Phase C 신규 test fixtures (plan Step 2 B2)

  • crates/kebab-parse-pdf/tests/fixtures/scanned_page1.pdf (F1, DCTDecode JPEG-wrapped)
  • crates/kebab-parse-pdf/tests/fixtures/scanned_page2.pdf (F2, 받침-intensive DCTDecode)
  • crates/kebab-parse-pdf/tests/fixtures/mojibake.pdf (F4, custom font no ToUnicode CMap)
  • crates/kebab-parse-pdf/tests/fixtures/flate_raw.pdf (F6, FlateDecode skip path)
  • crates/kebab-parse-pdf/tests/fixtures/ccittfax.pdf (F7, CCITTFax skip path)
  • tests/fixtures/_synth/mojibake.py (F4 합성 script — reproducible)
  • tests/fixtures/_synth/flate_ccittfax.sh (F6/F7 합성 script)

PoC scratch (commit 대상 0, reference only)

  • /build/cache/pdf-ocr-poc/fixtures/ (page1-clean.png, page2-clean.png 등)
  • /build/cache/pdf-ocr-poc/ground-truth/ (page1.txt, page2-batchim.txt)
  • /build/cache/pdf-ocr-poc/scripts/ (make_image.py, scanned_sim.py, preprocess.py, compare.py, vision_ocr.py, etc.)
  • /build/cache/pdf-ocr-poc/ocr-out/ (engine 별 result)
  • /build/cache/pdf-ocr-poc/RESULTS.md (PoC doc 의 source — docs/superpowers/poc/2026-05-27-pdf-ocr-engine-comparison.md 와 동일 내용)
  • /build/cache/pdf-ocr-poc/tessdata-best/ (tessdata_best 모델 — Phase C 와 무관, PoC 비교 baseline 만)
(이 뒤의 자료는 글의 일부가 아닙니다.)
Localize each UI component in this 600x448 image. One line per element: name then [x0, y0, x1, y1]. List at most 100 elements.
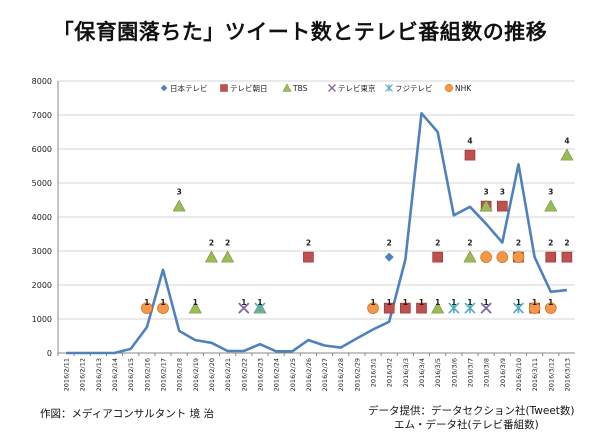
- data-label: 1: [419, 298, 424, 307]
- x-tick-label: 2016/2/19: [192, 358, 200, 391]
- marker-square: [496, 200, 508, 212]
- x-tick-label: 2016/3/13: [563, 358, 571, 391]
- x-tick-label: 2016/2/11: [63, 358, 71, 391]
- x-tick-label: 2016/2/15: [127, 358, 135, 391]
- data-label: 3: [548, 188, 553, 197]
- marker-star: [512, 302, 525, 314]
- x-tick-label: 2016/3/9: [499, 358, 507, 387]
- legend-marker-shape: [444, 83, 454, 93]
- marker-circle: [528, 302, 541, 314]
- marker-diamond: [383, 251, 395, 263]
- legend-marker: [385, 84, 393, 92]
- y-tick-label: 6000: [32, 145, 52, 154]
- y-tick-label: 8000: [32, 77, 52, 86]
- data-label: 4: [467, 137, 472, 146]
- x-tick-label: 2016/2/27: [321, 358, 329, 391]
- x-tick-label: 2016/3/7: [466, 358, 474, 387]
- marker-triangle: [544, 199, 558, 212]
- data-label: 2: [225, 239, 230, 248]
- marker-stroke: [328, 84, 336, 92]
- marker-triangle: [221, 250, 235, 263]
- data-label: 2: [387, 239, 392, 248]
- x-tick-label: 2016/2/22: [240, 358, 248, 391]
- marker-stroke: [238, 302, 250, 314]
- data-label: 1: [467, 298, 472, 307]
- marker-circle: [512, 251, 525, 263]
- data-credit-line-1: データ提供：データセクション社(Tweet数): [368, 405, 575, 417]
- x-tick-label: 2016/3/8: [483, 358, 491, 387]
- legend-marker-shape: [220, 84, 228, 92]
- program-markers: [141, 148, 574, 314]
- data-label: 1: [241, 298, 246, 307]
- y-tick-label: 2000: [32, 281, 52, 290]
- marker-circle: [157, 302, 169, 314]
- marker-square: [432, 251, 443, 263]
- data-label: 2: [306, 239, 311, 248]
- y-tick-label: 7000: [32, 111, 52, 120]
- author-credit: 作図：メディアコンサルタント 境 治: [40, 408, 214, 420]
- tweet-line-path: [66, 112, 568, 355]
- data-label: 3: [177, 188, 182, 197]
- legend-label: テレビ東京: [338, 83, 376, 93]
- legend-label: TBS: [292, 84, 308, 93]
- data-credit: データ提供：データセクション社(Tweet数) エム・データ社(テレビ番組数): [368, 404, 575, 432]
- x-axis: 2016/2/11 2016/2/12 2016/2/13 2016/2/14 2016…: [57, 353, 571, 391]
- legend-marker-shape: [282, 83, 292, 92]
- data-label: 3: [500, 188, 505, 197]
- legend-marker-shape: [385, 84, 393, 92]
- data-label: 2: [548, 239, 553, 248]
- data-label: 1: [257, 298, 262, 307]
- x-tick-label: 2016/3/6: [450, 358, 458, 387]
- marker-square: [416, 302, 427, 314]
- x-tick-label: 2016/3/4: [418, 358, 426, 387]
- x-tick-label: 2016/2/26: [305, 358, 313, 391]
- data-label: 1: [160, 298, 165, 307]
- x-tick-label: 2016/2/17: [160, 358, 168, 391]
- data-label: 4: [564, 137, 569, 146]
- data-label: 1: [451, 298, 456, 307]
- marker-square: [545, 251, 557, 263]
- marker-triangle: [479, 199, 493, 212]
- marker-circle: [141, 302, 153, 314]
- marker-triangle: [188, 301, 202, 314]
- data-label: 1: [193, 298, 198, 307]
- marker-square: [561, 251, 573, 263]
- data-label: 1: [387, 298, 392, 307]
- data-label: 2: [435, 239, 440, 248]
- x-tick-label: 2016/2/20: [208, 358, 216, 391]
- data-label: 1: [144, 298, 149, 307]
- data-label: 1: [516, 298, 521, 307]
- data-label: 1: [548, 298, 553, 307]
- x-tick-label: 2016/3/1: [370, 358, 378, 387]
- marker-triangle: [431, 301, 445, 314]
- marker-square: [400, 302, 411, 314]
- x-tick-label: 2016/2/24: [273, 358, 281, 391]
- data-label: 2: [516, 239, 521, 248]
- marker-star: [254, 302, 266, 314]
- y-axis: 0 1000 2000 3000 4000 5000 6000 7000 8000: [32, 77, 52, 358]
- x-tick-label: 2016/3/2: [386, 358, 394, 387]
- x-tick-label: 2016/2/14: [111, 358, 119, 391]
- x-tick-label: 2016/3/12: [547, 358, 555, 391]
- legend-marker: [282, 83, 292, 92]
- legend-marker: [160, 84, 168, 92]
- y-tick-label: 0: [47, 349, 52, 358]
- grid: [57, 80, 575, 354]
- legend-marker: [328, 84, 336, 92]
- data-label: 1: [532, 298, 537, 307]
- marker-triangle: [463, 250, 477, 263]
- x-tick-label: 2016/2/16: [143, 358, 151, 391]
- x-tick-label: 2016/2/12: [79, 358, 87, 391]
- x-tick-label: 2016/3/3: [402, 358, 410, 387]
- data-label: 1: [435, 298, 440, 307]
- marker-circle: [480, 251, 492, 263]
- marker-x: [480, 302, 492, 314]
- marker-circle: [367, 302, 379, 314]
- tweet-line: [66, 112, 568, 355]
- marker-x: [238, 302, 250, 314]
- data-label: 2: [209, 239, 214, 248]
- legend-marker-shape: [160, 84, 168, 92]
- data-label: 1: [370, 298, 375, 307]
- marker-circle: [544, 302, 557, 314]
Phase B 의 review 산출물 (.omc/reviews/, gitignored)

executor 가 referent 으로 read 가능:

  • .omc/reviews/2026-05-27-pdf-ocr-spec-critic-r1-result.md (spec round 1 critic 의 25 finding)
  • .omc/reviews/2026-05-27-pdf-ocr-spec-rewrite-report.md (spec 1c rewrite traceability)
  • .omc/reviews/2026-05-27-pdf-ocr-spec-critic-r2-result.md (spec ACCEPT)
  • .omc/reviews/2026-05-27-pdf-ocr-plan-critic-r1-result.md (plan round 1 critic 의 10 finding)
  • .omc/reviews/2026-05-27-pdf-ocr-plan-verifier-r1-result.md (plan round 1 verifier 의 20 finding)
  • .omc/reviews/2026-05-27-pdf-ocr-plan-rewrite-report.md (plan 1c rewrite traceability)
  • .omc/reviews/2026-05-27-pdf-ocr-plan-round-2-closure-result.md (plan ACCEPT)

각 brief file 도 .omc/reviews/ 안 에 있음 (worker 의 task description 의 self-contained source).


10. 환경 요약 (사용자 머신)

  • working directory: /home/altair823/kebab
  • main HEAD = bcd1e37, branch feat/pdf-scanned-ocr
  • CARGO_TARGET_DIR=/build/out/cargo-target/target (사용자 default, 루트 디스크 보호)
  • 빌드 출력: ${CARGO_TARGET_DIR:-target}/release/kebab (K2 acceptance 의 $RELEASE_BIN alias)
  • Ollama remote: http://192.168.0.47:11434 (qwen2.5vl:3b + gemma4:e4b + gemma4:26b + bge-m3 + nomic-embed-text 활성). localhost 는 listening 안 함.
  • tessdata_best download: /build/cache/pdf-ocr-poc/tessdata-best/ (PoC reference only)
  • 사용자 환경의 모든 sudo 명령 = user manual (! prefix) 만 실행 가능.
  • tmux session: classic $TMUX set, in-place pane split 가능. 다음 session 도 같은 tmux session 안에 있을 것 (사용자 확인).